I have always been interested in the idea of stripping, initially as a "naughty" fantasy, inspired by the desire and fear involved in being seen as a sexual object. In my early 20s, as a feminist, I viewed sexual expression as fraught with dangers and ideological pitfalls -better to be avoided. I began to reconsider this position after coming into contact with other viewpoints. I also began to explore Eastern philosophy, which views sex and female sexuality much more positively.

The fact that I have done research in the sex industry means that my performance is valid in terms of my experience of the industry as well as in artistic terms, where it falls into the tradition of performance art as an area where, as Allan Kaprow says, "the line between art and life should be kept as fluid, and perhaps indistinct as possible".

The use of the character "Scarlett" to explore erotic dancing functions as a means of questioning the constructed nature of female identity in the sex and in the art world. I am interested in how Scarlett's experiences affect my experiences as an artist and vice versa.

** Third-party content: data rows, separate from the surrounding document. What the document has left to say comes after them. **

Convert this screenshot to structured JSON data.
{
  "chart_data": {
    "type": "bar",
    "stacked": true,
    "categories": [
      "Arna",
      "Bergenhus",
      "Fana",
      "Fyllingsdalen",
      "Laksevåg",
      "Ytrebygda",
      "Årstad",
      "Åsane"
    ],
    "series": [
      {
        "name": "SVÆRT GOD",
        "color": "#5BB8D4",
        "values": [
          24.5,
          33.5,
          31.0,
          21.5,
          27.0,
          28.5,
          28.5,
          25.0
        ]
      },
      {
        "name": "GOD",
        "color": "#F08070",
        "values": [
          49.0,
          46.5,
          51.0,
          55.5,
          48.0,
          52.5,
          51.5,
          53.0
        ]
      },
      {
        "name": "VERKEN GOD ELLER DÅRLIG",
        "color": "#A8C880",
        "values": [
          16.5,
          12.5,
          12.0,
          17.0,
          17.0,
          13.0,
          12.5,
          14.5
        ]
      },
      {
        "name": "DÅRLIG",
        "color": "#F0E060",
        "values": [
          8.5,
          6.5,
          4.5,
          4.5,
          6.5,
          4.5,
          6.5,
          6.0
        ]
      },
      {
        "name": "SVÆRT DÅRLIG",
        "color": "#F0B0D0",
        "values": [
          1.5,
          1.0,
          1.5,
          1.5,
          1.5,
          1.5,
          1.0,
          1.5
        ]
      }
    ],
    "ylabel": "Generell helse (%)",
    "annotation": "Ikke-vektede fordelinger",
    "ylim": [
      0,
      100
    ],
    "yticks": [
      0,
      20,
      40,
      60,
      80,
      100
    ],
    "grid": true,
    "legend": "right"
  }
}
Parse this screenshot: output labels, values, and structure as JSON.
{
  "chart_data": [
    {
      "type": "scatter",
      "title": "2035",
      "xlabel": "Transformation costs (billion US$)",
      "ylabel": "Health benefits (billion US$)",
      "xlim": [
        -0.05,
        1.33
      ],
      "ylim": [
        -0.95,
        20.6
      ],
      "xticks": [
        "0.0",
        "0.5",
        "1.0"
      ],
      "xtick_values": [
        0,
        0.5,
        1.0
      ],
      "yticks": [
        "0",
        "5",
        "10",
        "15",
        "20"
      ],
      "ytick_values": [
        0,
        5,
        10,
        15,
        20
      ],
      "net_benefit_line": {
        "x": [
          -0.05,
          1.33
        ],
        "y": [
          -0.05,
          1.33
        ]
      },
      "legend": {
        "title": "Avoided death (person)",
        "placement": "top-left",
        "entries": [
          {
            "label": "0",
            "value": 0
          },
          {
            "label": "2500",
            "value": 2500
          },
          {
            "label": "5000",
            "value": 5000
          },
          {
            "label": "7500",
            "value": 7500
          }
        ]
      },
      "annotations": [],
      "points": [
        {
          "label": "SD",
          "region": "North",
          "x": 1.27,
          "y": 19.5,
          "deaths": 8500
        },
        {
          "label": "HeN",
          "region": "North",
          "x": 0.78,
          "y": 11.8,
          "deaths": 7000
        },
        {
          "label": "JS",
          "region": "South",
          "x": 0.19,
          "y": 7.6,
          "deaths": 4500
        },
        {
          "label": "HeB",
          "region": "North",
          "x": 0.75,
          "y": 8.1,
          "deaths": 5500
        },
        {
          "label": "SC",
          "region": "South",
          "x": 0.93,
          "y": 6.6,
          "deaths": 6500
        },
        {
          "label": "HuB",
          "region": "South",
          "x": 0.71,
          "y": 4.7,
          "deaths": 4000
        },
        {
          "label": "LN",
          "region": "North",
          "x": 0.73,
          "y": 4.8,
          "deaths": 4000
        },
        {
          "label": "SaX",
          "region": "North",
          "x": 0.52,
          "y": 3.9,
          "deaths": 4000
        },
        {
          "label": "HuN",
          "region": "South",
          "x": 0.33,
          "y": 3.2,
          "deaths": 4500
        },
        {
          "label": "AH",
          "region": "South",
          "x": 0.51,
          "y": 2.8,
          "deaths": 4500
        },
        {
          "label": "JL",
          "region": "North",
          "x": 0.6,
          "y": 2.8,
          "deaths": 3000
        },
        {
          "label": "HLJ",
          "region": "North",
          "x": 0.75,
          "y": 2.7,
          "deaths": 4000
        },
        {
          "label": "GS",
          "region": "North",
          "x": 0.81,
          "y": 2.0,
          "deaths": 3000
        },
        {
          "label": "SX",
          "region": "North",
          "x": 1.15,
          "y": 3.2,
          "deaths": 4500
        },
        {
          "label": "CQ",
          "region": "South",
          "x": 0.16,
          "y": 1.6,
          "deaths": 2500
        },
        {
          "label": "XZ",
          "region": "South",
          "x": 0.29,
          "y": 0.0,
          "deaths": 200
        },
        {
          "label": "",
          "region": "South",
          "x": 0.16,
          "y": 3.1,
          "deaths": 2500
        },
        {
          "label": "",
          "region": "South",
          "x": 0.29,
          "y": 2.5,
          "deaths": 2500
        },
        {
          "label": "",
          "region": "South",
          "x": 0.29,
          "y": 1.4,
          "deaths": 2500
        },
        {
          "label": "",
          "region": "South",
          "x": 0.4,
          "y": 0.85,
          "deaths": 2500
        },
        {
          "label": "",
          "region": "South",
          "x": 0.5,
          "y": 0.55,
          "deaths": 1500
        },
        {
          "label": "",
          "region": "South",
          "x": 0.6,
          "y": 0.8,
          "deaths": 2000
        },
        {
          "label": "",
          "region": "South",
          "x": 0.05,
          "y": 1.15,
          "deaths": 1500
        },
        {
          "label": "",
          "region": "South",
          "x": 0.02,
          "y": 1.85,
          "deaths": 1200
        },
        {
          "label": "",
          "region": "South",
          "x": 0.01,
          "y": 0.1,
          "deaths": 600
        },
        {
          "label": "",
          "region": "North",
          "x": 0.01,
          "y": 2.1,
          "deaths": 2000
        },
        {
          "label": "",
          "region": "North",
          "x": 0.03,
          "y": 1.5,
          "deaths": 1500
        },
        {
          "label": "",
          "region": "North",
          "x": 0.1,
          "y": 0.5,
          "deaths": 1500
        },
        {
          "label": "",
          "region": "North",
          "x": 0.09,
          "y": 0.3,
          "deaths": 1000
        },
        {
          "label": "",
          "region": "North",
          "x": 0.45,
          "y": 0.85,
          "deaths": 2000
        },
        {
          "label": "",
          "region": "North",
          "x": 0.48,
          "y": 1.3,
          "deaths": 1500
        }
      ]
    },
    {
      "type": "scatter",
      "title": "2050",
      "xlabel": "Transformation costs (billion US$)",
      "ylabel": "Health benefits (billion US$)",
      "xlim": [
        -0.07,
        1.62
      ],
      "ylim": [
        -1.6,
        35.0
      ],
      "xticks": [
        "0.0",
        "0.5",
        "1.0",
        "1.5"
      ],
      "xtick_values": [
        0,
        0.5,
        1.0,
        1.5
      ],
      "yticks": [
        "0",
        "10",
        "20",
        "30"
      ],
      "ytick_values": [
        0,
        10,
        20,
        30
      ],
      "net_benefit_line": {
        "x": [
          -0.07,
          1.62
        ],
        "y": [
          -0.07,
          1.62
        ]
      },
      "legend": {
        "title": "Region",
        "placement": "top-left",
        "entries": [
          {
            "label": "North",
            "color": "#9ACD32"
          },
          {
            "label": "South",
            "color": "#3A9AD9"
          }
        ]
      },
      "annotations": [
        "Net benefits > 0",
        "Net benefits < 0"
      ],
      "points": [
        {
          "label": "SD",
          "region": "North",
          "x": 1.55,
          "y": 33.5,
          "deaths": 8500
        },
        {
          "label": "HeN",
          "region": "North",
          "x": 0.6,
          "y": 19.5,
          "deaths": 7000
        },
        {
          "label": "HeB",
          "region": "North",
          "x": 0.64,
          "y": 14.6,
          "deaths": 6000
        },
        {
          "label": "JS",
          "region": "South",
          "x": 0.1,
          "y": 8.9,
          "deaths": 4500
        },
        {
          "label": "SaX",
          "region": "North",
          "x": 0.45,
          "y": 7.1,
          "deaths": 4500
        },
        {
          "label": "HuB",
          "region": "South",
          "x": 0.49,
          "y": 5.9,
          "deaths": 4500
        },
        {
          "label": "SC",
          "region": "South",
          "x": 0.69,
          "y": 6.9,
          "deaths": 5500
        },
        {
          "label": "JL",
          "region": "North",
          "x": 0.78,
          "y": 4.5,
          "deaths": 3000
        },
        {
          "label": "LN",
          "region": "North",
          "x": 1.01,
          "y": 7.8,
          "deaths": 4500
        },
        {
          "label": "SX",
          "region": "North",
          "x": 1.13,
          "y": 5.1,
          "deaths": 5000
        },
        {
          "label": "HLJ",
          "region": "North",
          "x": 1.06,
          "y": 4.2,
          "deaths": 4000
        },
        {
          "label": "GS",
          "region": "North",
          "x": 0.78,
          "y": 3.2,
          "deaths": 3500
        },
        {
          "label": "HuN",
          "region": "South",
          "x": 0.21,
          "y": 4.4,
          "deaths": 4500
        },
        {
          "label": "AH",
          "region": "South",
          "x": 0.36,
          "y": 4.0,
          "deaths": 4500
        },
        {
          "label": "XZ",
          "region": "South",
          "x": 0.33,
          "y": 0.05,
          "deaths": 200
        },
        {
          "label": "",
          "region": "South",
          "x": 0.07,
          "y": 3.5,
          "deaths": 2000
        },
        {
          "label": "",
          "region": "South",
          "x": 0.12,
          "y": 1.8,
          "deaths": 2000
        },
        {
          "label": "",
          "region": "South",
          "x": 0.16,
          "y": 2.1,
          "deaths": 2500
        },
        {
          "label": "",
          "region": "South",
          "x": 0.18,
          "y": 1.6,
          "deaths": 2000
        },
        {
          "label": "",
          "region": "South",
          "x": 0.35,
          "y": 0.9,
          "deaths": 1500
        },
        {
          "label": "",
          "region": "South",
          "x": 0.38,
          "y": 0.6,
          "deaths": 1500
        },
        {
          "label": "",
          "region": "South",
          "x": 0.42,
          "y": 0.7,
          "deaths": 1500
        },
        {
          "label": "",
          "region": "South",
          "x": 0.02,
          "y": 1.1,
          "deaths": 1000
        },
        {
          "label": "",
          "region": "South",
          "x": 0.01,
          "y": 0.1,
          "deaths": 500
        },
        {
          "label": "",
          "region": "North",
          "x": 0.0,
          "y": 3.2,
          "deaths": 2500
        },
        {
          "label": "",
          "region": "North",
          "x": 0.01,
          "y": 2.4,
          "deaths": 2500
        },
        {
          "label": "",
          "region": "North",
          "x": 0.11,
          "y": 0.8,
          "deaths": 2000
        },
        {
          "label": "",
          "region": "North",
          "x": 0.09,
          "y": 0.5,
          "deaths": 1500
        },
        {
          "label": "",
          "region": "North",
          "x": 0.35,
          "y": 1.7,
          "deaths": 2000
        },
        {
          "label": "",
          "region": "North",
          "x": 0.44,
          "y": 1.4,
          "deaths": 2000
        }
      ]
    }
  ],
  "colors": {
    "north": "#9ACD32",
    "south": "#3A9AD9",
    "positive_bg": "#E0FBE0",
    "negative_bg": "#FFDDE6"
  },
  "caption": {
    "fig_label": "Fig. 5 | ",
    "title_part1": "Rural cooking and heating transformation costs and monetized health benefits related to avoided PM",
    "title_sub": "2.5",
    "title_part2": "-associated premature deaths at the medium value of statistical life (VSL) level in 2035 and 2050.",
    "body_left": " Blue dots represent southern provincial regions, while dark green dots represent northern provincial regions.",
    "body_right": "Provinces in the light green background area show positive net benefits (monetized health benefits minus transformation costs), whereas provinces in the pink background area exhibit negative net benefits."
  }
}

I will develop a website for Scarlett in which I will invite dialogue with and responses from those who know me only as Scarlett. These responses will form the basis of a performance/installation. I will also engage in more formal academic debate and outcomes by writing about the work in academic journals from the perspective of a practitioner and a theorist. My academic work will be informed by my practical experience and will seek to show that cultural myths are not complex enough responses to life.

When I began creating solo performance work, I was inspired by other artists who had put their lives and bodies into the exploration of female sexuality, including Carolee Schneemann and Annie Sprinkle. When I looked at the representation of dancers in art and popular culture, I saw that it drew on a limited repertoire of stereotypes.

As a participant, I gained insights into how the sex industry conformed to the stereotypes. But while there were elements of truth in the stereotypes, there was also a great deal more diversity and satisfaction in the experience than one might have been led to expect. It is, as the US sex workers' support group Coyote states in its acronym, time to "call off your old tired ethics"!